自民総裁選告示 論戦通じ国づくりの指針を

9月8日 09:13

 自民党総裁選は7日告示され、連続3選を目指す安倍晋三首相(63)=総裁=と、3度目の挑戦となる石破茂元幹事長(61)の一騎打ちとなった。北海道の地震を考慮して選挙活動は3日間自粛されるものの、6年ぶりの選挙戦に入る。事実上、首相を選ぶ選挙であり、両氏は20日の投開票に向け堂々と論陣を張り、国づくりの指針を国民に示すべきである。

 論ずべきテーマは多岐にわたる。まずは5年8カ月の長期に及ぶ安倍政権の総括だ。森友、加計学園問題の真相はいまだ明らかにされず、自衛隊の日報隠蔽[いんぺい]とともに政治や行政に対する国民の不信は深まった。異論に耳を傾けず、数の力で法案を成立させる強引な国会運営は、民主主義に肝心な合意形成の努力を怠っているとの批判も根強い。

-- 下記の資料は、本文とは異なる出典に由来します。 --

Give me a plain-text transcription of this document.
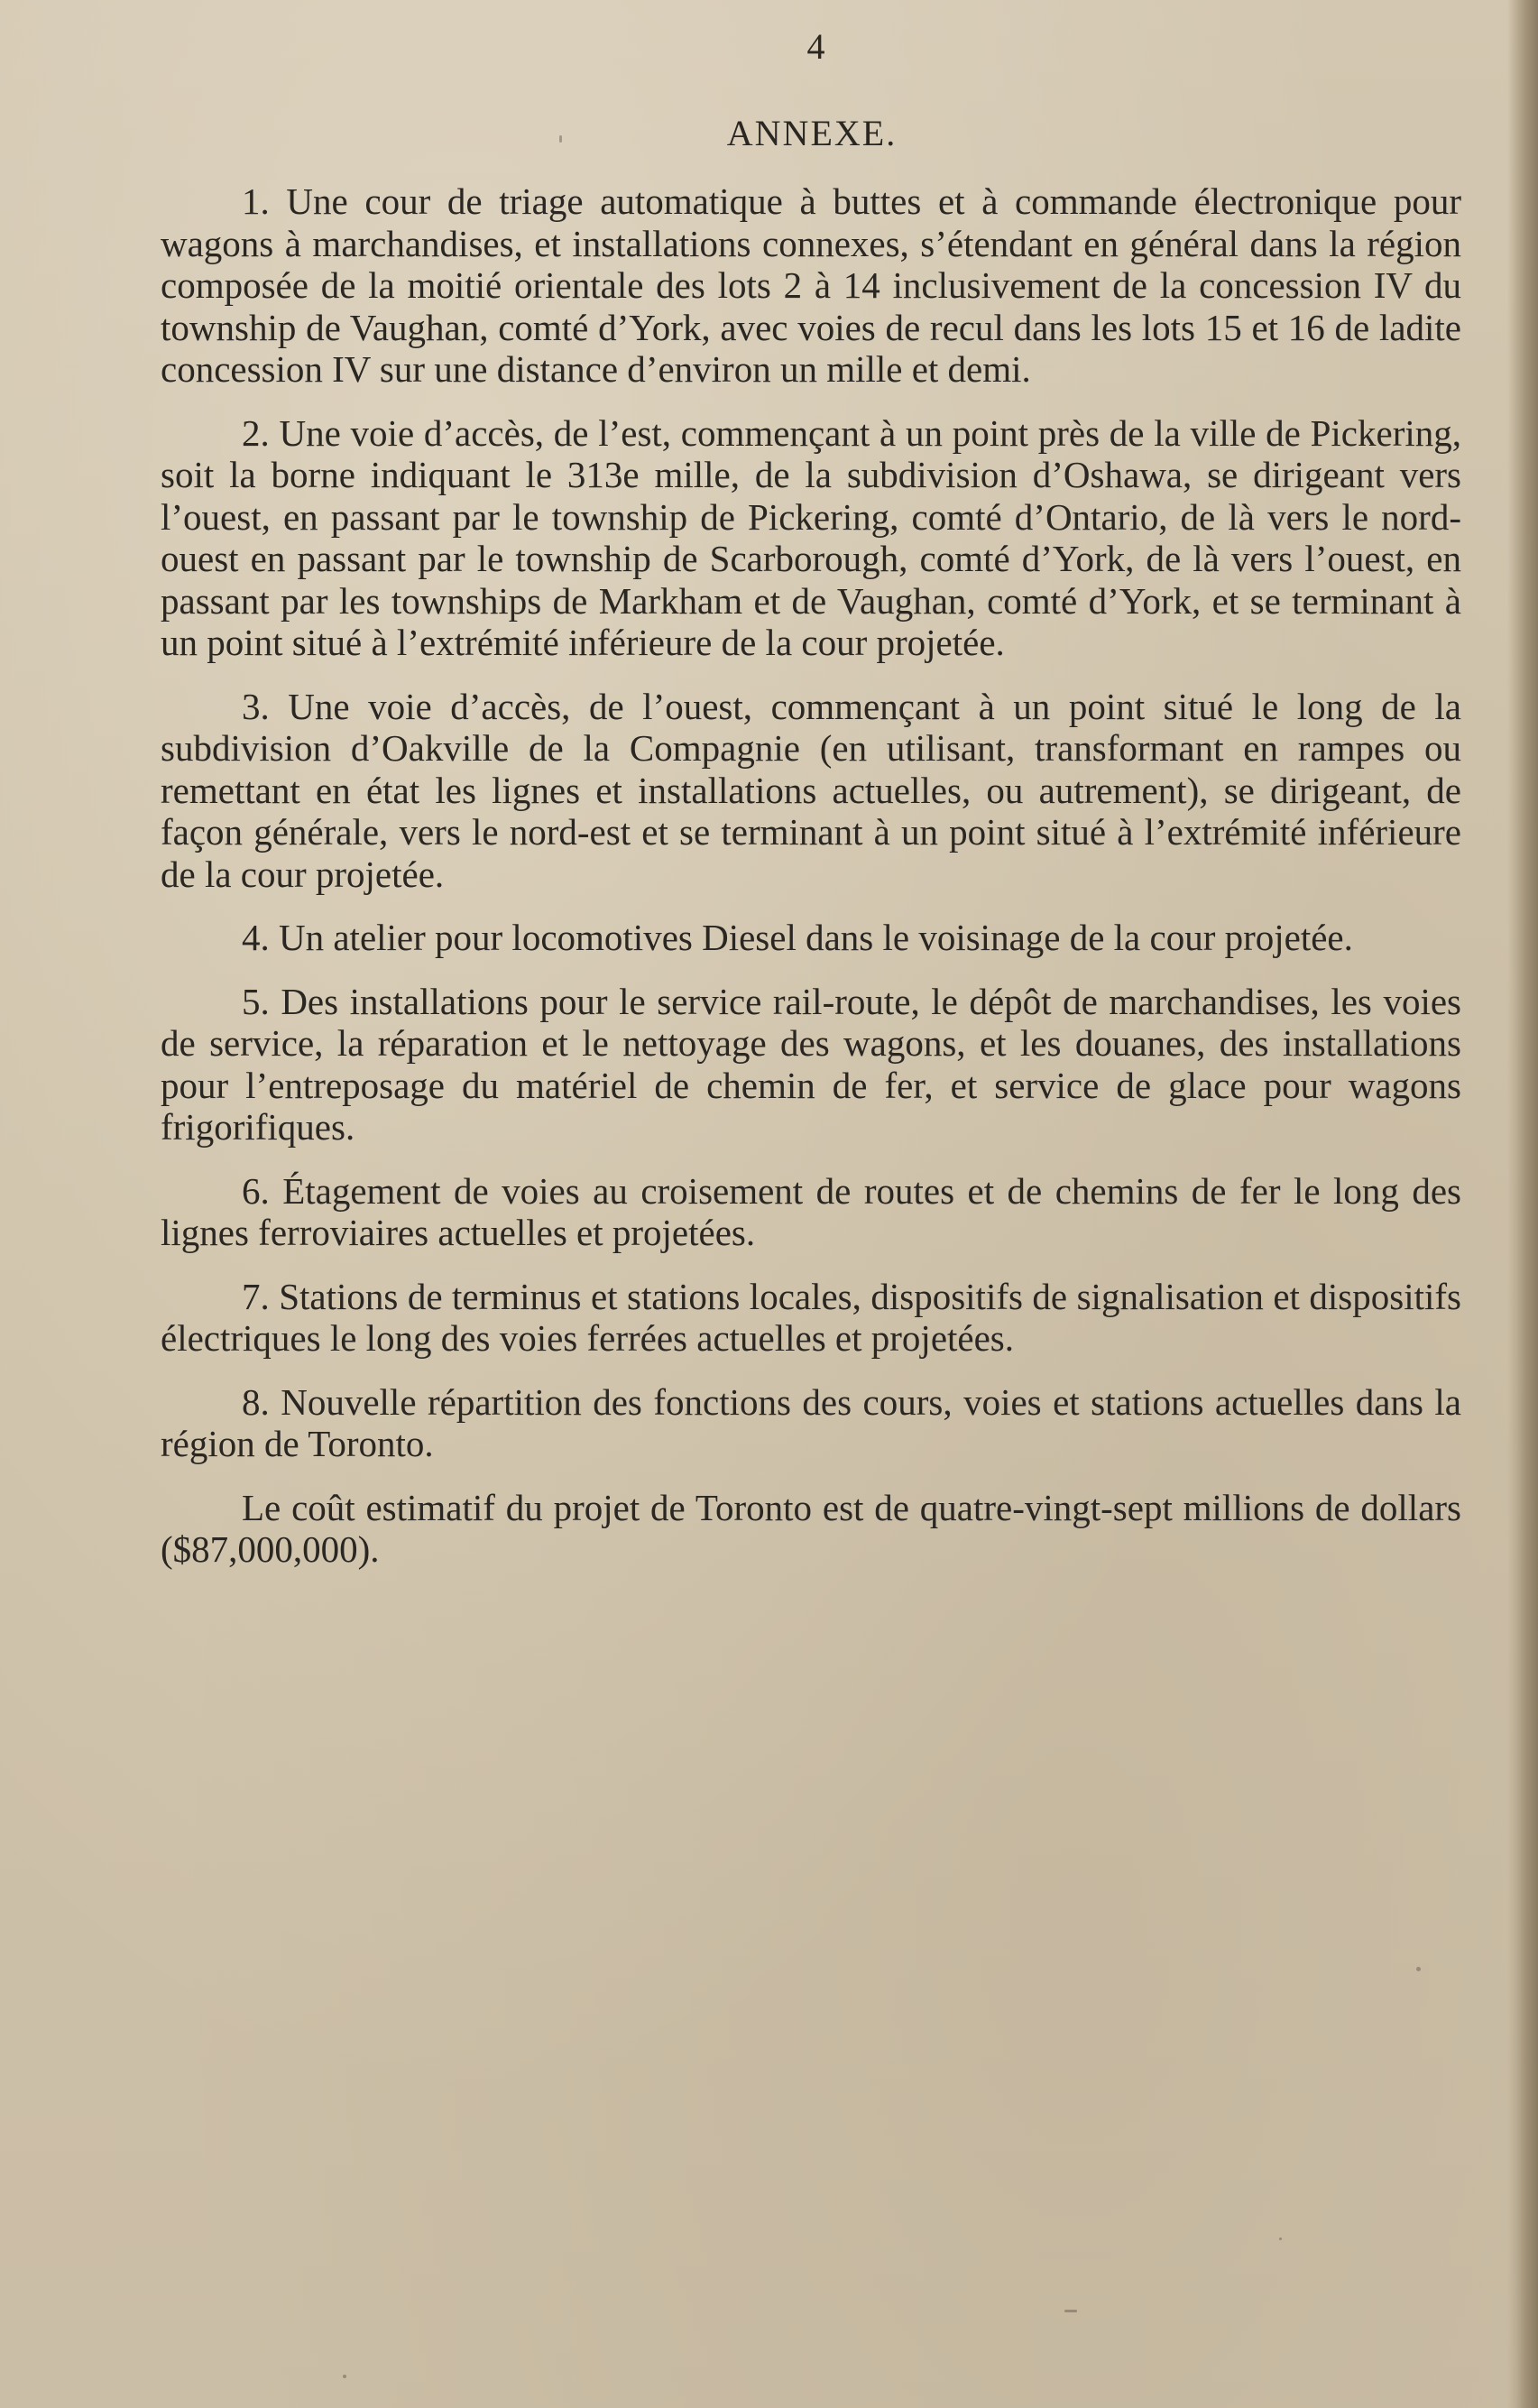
4
ANNEXE.

1. Une cour de triage automatique à buttes et à commande électronique pour wagons à marchandises, et installations connexes, s’étendant en général dans la région composée de la moitié orientale des lots 2 à 14 inclusivement de la concession IV du township de Vaughan, comté d’York, avec voies de recul dans les lots 15 et 16 de ladite concession IV sur une distance d’environ un mille et demi.

2. Une voie d’accès, de l’est, commençant à un point près de la ville de Pickering, soit la borne indiquant le 313e mille, de la subdivision d’Oshawa, se dirigeant vers l’ouest, en passant par le township de Pickering, comté d’Ontario, de là vers le nord-ouest en passant par le township de Scarborough, comté d’York, de là vers l’ouest, en passant par les townships de Markham et de Vaughan, comté d’York, et se terminant à un point situé à l’extrémité inférieure de la cour projetée.

3. Une voie d’accès, de l’ouest, commençant à un point situé le long de la subdivision d’Oakville de la Compagnie (en utilisant, transformant en rampes ou remettant en état les lignes et installations actuelles, ou autrement), se dirigeant, de façon générale, vers le nord-est et se terminant à un point situé à l’extrémité inférieure de la cour projetée.

4. Un atelier pour locomotives Diesel dans le voisinage de la cour projetée.

5. Des installations pour le service rail-route, le dépôt de marchandises, les voies de service, la réparation et le nettoyage des wagons, et les douanes, des installations pour l’entreposage du matériel de chemin de fer, et service de glace pour wagons frigorifiques.

6. Étagement de voies au croisement de routes et de chemins de fer le long des lignes ferroviaires actuelles et projetées.

7. Stations de terminus et stations locales, dispositifs de signalisation et dispositifs électriques le long des voies ferrées actuelles et projetées.

8. Nouvelle répartition des fonctions des cours, voies et stations actuelles dans la région de Toronto.

Le coût estimatif du projet de Toronto est de quatre-vingt-sept millions de dollars ($87,000,000).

 石破氏は出馬表明で森友、加計学園問題を念頭に「正直で公正、そして謙虚で丁寧、そういう政治をつくりたい」と述べた。その後も、「政府が国民に信用されなければ何も始まらない」などと、首相官邸や国会の信頼回復に取り組む必要性を訴えている。

 憲法改正も大きな争点だ。安倍氏は戦力不保持を定めた9条2項を維持した上で憲法に自衛隊を明記する考え。秋の臨時国会に党の改憲案提出を目指している。3選を果たせば最後の総裁任期となるため、来年夏までに国民投票を実施し、2020年の改正憲法施行のスケジュールを描く。

 これに対して、石破氏は2項を削除し、自衛隊を「戦力」と位置付ける全面改正が持論だ。ただし今回の総裁選では、参院選「合区」の解消や緊急事態条項新設を優先すべきと主張し、公約には2項削除を盛り込んでいない。

 共同通信社の全国世論調査では、改憲に向けた安倍氏の意向に「反対」が49%で「賛成」を上回った。拙速な改憲論議に強い抵抗感が示されたと言えよう。なぜ今、改憲が必要なのか、国民も交えた丁寧な議論が求められる。

 異次元の金融緩和によって各種経済指標は好転したが、財政再建に向けての道のりは明らかに後退した。アベノミクスの3本の矢の一つである成長戦略も、実を結んでいるとは言い難い。看板政策が毎年のように掛け替えられる中、持続可能な社会保障制度の構築や、地方創生の実効性なども問われよう。

 選挙戦は、安倍氏が党所属国会議員の8割超を固め、圧倒的優位に立つとされている。石破氏は党員・党友による地方票に活路を見いだす戦略だ。地方票の行方は安倍政権への国民の評価にもつながるだけに注目したい。

 総裁選に関して自民党は、新聞・通信各社に「公平・公正な報道」を求める文書を送付した。記事や写真の掲載面積で候補者を平等に扱うよう注文を付ける異例の内容だ。メディアへの不当な介入であり、「言論の自由」や「国民の知る権利」を脅かすことになりかねない。全くの筋違いであることを指摘しておきたい。